2013 – Mechanical Dynamics & Analysis High-Speed Balance Facility

Tarlton served as the general contractor for a capital project addition to the existing 170,000 sq. ft. turbine-generator repair and testing facility for Mechanical Dynamics & Analysis, one of the world’s largest turbine-generator repair and turbine engineering firms. Central to the project was the assembly and construction of a massive spin cell that provides MD&A with the in-house capability to perform high-speed testing and balancing of high-velocity turbines and generators. The complex construction of the spin cell, self-performed heavy concrete work, installation of an aluminum shielding system, machine bed system, and transporter rail and rail bridge all required unique and abundant use of concrete within a small site footprint and tight schedule.

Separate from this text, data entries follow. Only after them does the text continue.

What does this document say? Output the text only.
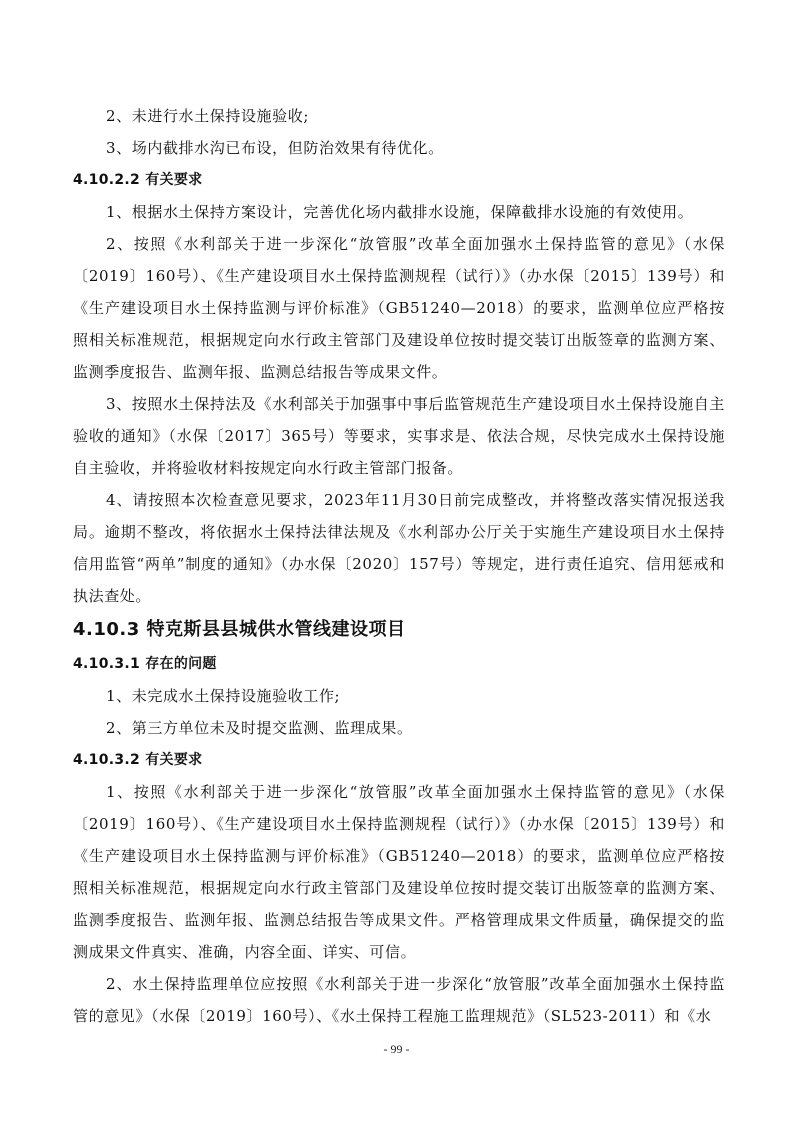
2、未进行水土保持设施验收;

3、场内截排水沟已布设，但防治效果有待优化。

4.10.2.2 有关要求

1、根据水土保持方案设计，完善优化场内截排水设施，保障截排水设施的有效使用。

2、按照《水利部关于进一步深化“放管服”改革全面加强水土保持监管的意见》（水保〔2019〕160号）、《生产建设项目水土保持监测规程（试行）》（办水保〔2015〕139号）和《生产建设项目水土保持监测与评价标准》（GB51240—2018）的要求，监测单位应严格按照相关标准规范，根据规定向水行政主管部门及建设单位按时提交装订出版签章的监测方案、监测季度报告、监测年报、监测总结报告等成果文件。

3、按照水土保持法及《水利部关于加强事中事后监管规范生产建设项目水土保持设施自主验收的通知》（水保〔2017〕365号）等要求，实事求是、依法合规，尽快完成水土保持设施自主验收，并将验收材料按规定向水行政主管部门报备。

4、请按照本次检查意见要求，2023年11月30日前完成整改，并将整改落实情况报送我局。逾期不整改，将依据水土保持法律法规及《水利部办公厅关于实施生产建设项目水土保持信用监管“两单”制度的通知》（办水保〔2020〕157号）等规定，进行责任追究、信用惩戒和执法查处。

4.10.3 特克斯县县城供水管线建设项目

4.10.3.1 存在的问题

1、未完成水土保持设施验收工作;

2、第三方单位未及时提交监测、监理成果。

4.10.3.2 有关要求

1、按照《水利部关于进一步深化“放管服”改革全面加强水土保持监管的意见》（水保〔2019〕160号）、《生产建设项目水土保持监测规程（试行）》（办水保〔2015〕139号）和《生产建设项目水土保持监测与评价标准》（GB51240—2018）的要求，监测单位应严格按照相关标准规范，根据规定向水行政主管部门及建设单位按时提交装订出版签章的监测方案、监测季度报告、监测年报、监测总结报告等成果文件。严格管理成果文件质量，确保提交的监测成果文件真实、准确，内容全面、详实、可信。

2、水土保持监理单位应按照《水利部关于进一步深化“放管服”改革全面加强水土保持监管的意见》（水保〔2019〕160号）、《水土保持工程施工监理规范》（SL523-2011）和《水

- 99 -
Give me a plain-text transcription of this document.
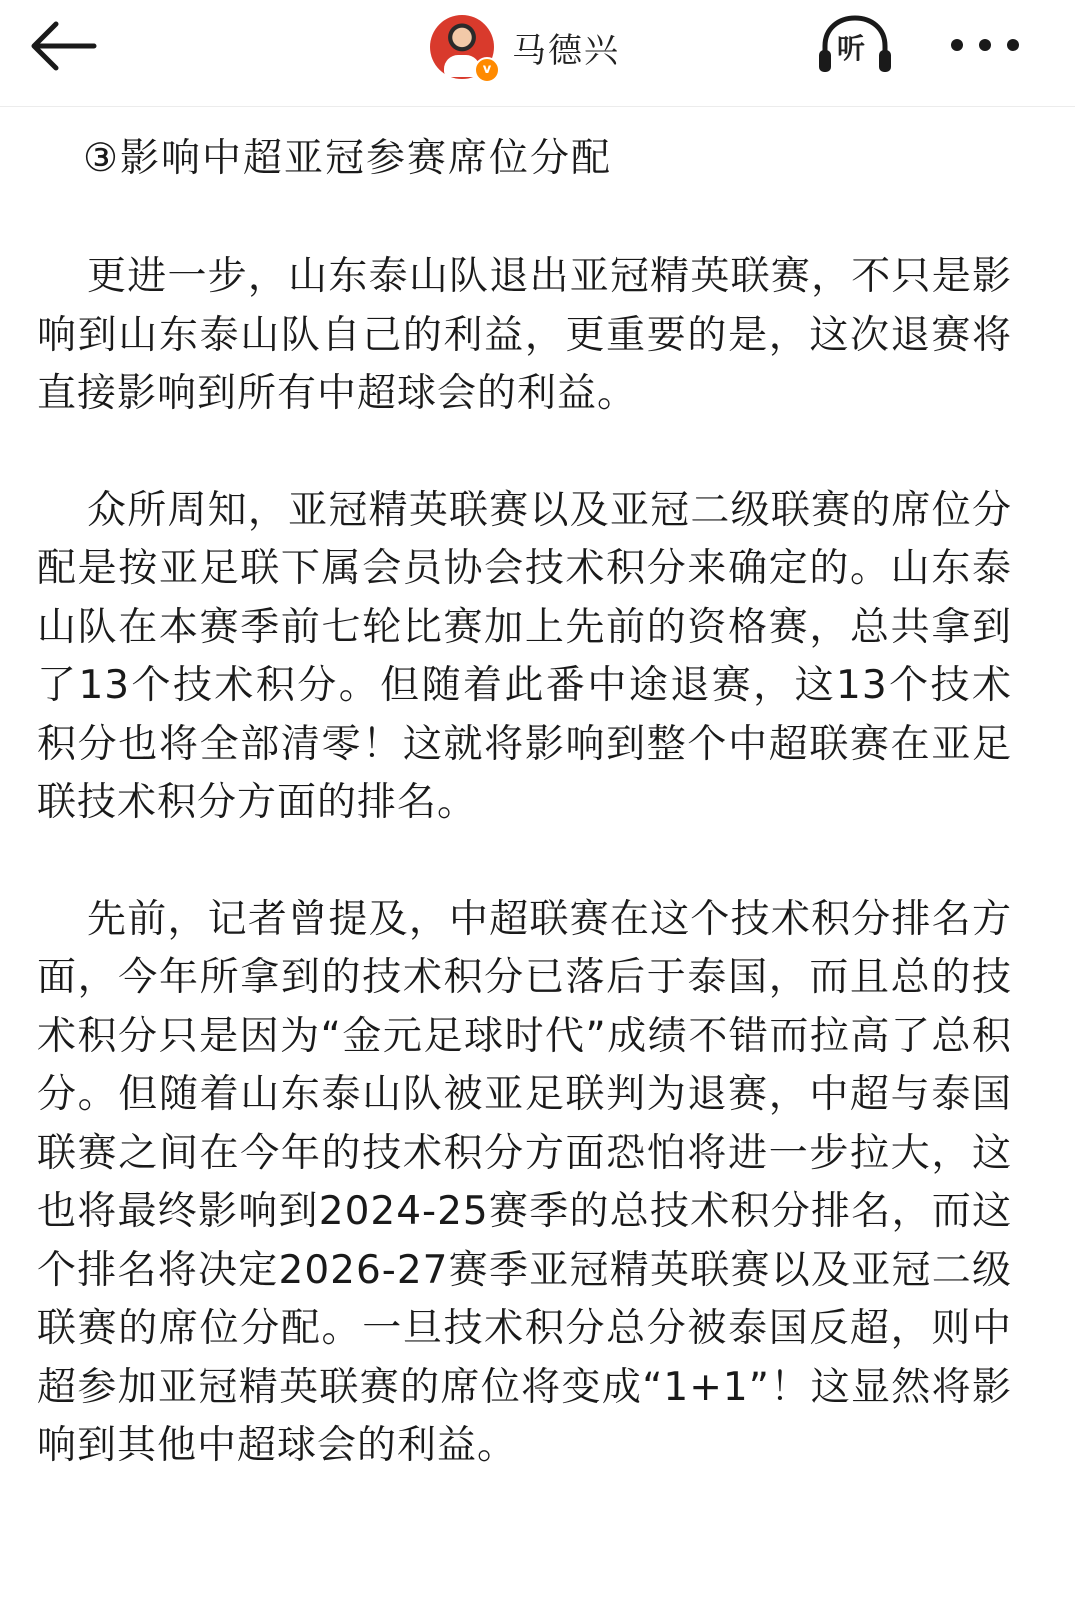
v 马德兴	听
③影响中超亚冠参赛席位分配

更进一步，山东泰山队退出亚冠精英联赛，不只是影响到山东泰山队自己的利益，更重要的是，这次退赛将直接影响到所有中超球会的利益。

众所周知，亚冠精英联赛以及亚冠二级联赛的席位分配是按亚足联下属会员协会技术积分来确定的。山东泰山队在本赛季前七轮比赛加上先前的资格赛，总共拿到了13个技术积分。但随着此番中途退赛，这13个技术积分也将全部清零！这就将影响到整个中超联赛在亚足联技术积分方面的排名。

先前，记者曾提及，中超联赛在这个技术积分排名方面，今年所拿到的技术积分已落后于泰国，而且总的技术积分只是因为“金元足球时代”成绩不错而拉高了总积分。但随着山东泰山队被亚足联判为退赛，中超与泰国联赛之间在今年的技术积分方面恐怕将进一步拉大，这也将最终影响到2024-25赛季的总技术积分排名，而这个排名将决定2026-27赛季亚冠精英联赛以及亚冠二级联赛的席位分配。一旦技术积分总分被泰国反超，则中超参加亚冠精英联赛的席位将变成“1+1”！这显然将影响到其他中超球会的利益。
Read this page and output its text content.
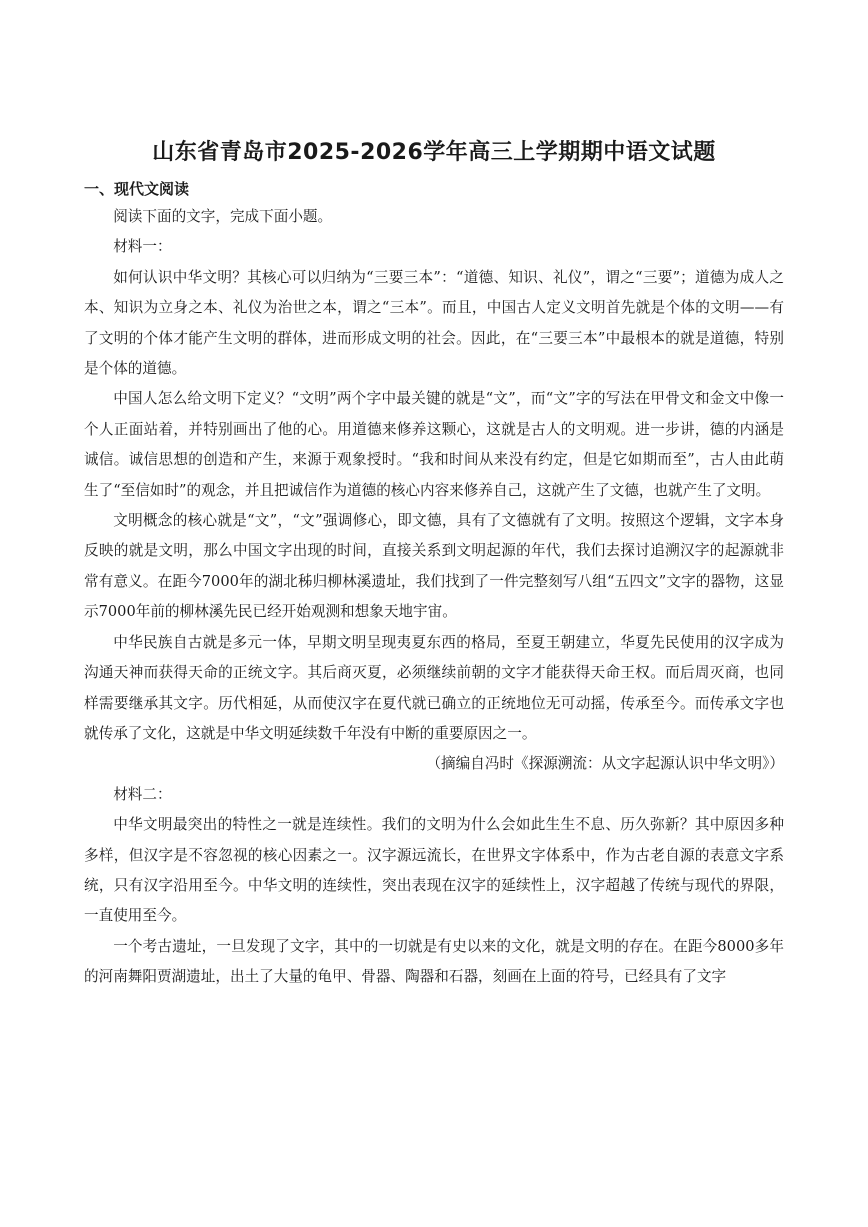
山东省青岛市2025-2026学年高三上学期期中语文试题
一、现代文阅读

阅读下面的文字，完成下面小题。

材料一：

如何认识中华文明？其核心可以归纳为“三要三本”：“道德、知识、礼仪”，谓之“三要”；道德为成人之本、知识为立身之本、礼仪为治世之本，谓之“三本”。而且，中国古人定义文明首先就是个体的文明——有了文明的个体才能产生文明的群体，进而形成文明的社会。因此，在“三要三本”中最根本的就是道德，特别是个体的道德。

中国人怎么给文明下定义？“文明”两个字中最关键的就是“文”，而“文”字的写法在甲骨文和金文中像一个人正面站着，并特别画出了他的心。用道德来修养这颗心，这就是古人的文明观。进一步讲，德的内涵是诚信。诚信思想的创造和产生，来源于观象授时。“我和时间从来没有约定，但是它如期而至”，古人由此萌生了“至信如时”的观念，并且把诚信作为道德的核心内容来修养自己，这就产生了文德，也就产生了文明。

文明概念的核心就是“文”，“文”强调修心，即文德，具有了文德就有了文明。按照这个逻辑，文字本身反映的就是文明，那么中国文字出现的时间，直接关系到文明起源的年代，我们去探讨追溯汉字的起源就非常有意义。在距今7000年的湖北秭归柳林溪遗址，我们找到了一件完整刻写八组“五四文”文字的器物，这显示7000年前的柳林溪先民已经开始观测和想象天地宇宙。

中华民族自古就是多元一体，早期文明呈现夷夏东西的格局，至夏王朝建立，华夏先民使用的汉字成为沟通天神而获得天命的正统文字。其后商灭夏，必须继续前朝的文字才能获得天命王权。而后周灭商，也同样需要继承其文字。历代相延，从而使汉字在夏代就已确立的正统地位无可动摇，传承至今。而传承文字也就传承了文化，这就是中华文明延续数千年没有中断的重要原因之一。

（摘编自冯时《探源溯流：从文字起源认识中华文明》）

材料二：

中华文明最突出的特性之一就是连续性。我们的文明为什么会如此生生不息、历久弥新？其中原因多种多样，但汉字是不容忽视的核心因素之一。汉字源远流长，在世界文字体系中，作为古老自源的表意文字系统，只有汉字沿用至今。中华文明的连续性，突出表现在汉字的延续性上，汉字超越了传统与现代的界限，一直使用至今。

一个考古遗址，一旦发现了文字，其中的一切就是有史以来的文化，就是文明的存在。在距今8000多年的河南舞阳贾湖遗址，出土了大量的龟甲、骨器、陶器和石器，刻画在上面的符号，已经具有了文字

2013 – BJC Administrative Office Building

To construct this five story 215,000 square foot tilt up concrete project, Concrete Strategies elected to cast and erect the four stories of the building as one lift and then add the fifth story on as a spandrel panel after the structural steel was erected. Due to the size and weight of the four story panels, they brought in a 440 ton crawler crane to erect the panels for the outside of the building. The drilled piers, foundations, exterior walls, curbs and sidewalks were all constructed with concrete for this project.

2011 – Lemay Wastewater Treatment Plant Wet Weather Expansion

The Metropolitan St. Louis Sewer District undertook a $95 million project at their Lemay Wastewater Treatment Plant to increase the district’s peak wet weather capacity and to enhance plant operations. The team held a pre-installation meeting to review contract documents and to define the roles and responsibilities of all of parties, and they completed a concrete placement checklist prior to each concrete pour. To allow for replacement of a major, existing pipe, the project team designed, constructed and installed a concrete structure to divert more than 200 million gallons per day of raw sewage around a portion of MSD’s 96-inch effluent pipe. Seven different concrete mix designs were used on the various complex, diverse structural applications on this project. This project required the placement of approximately 20,000 cubic yards of concrete in structures, streets and parking lots and more than 10,000 linear feet of concrete pipe.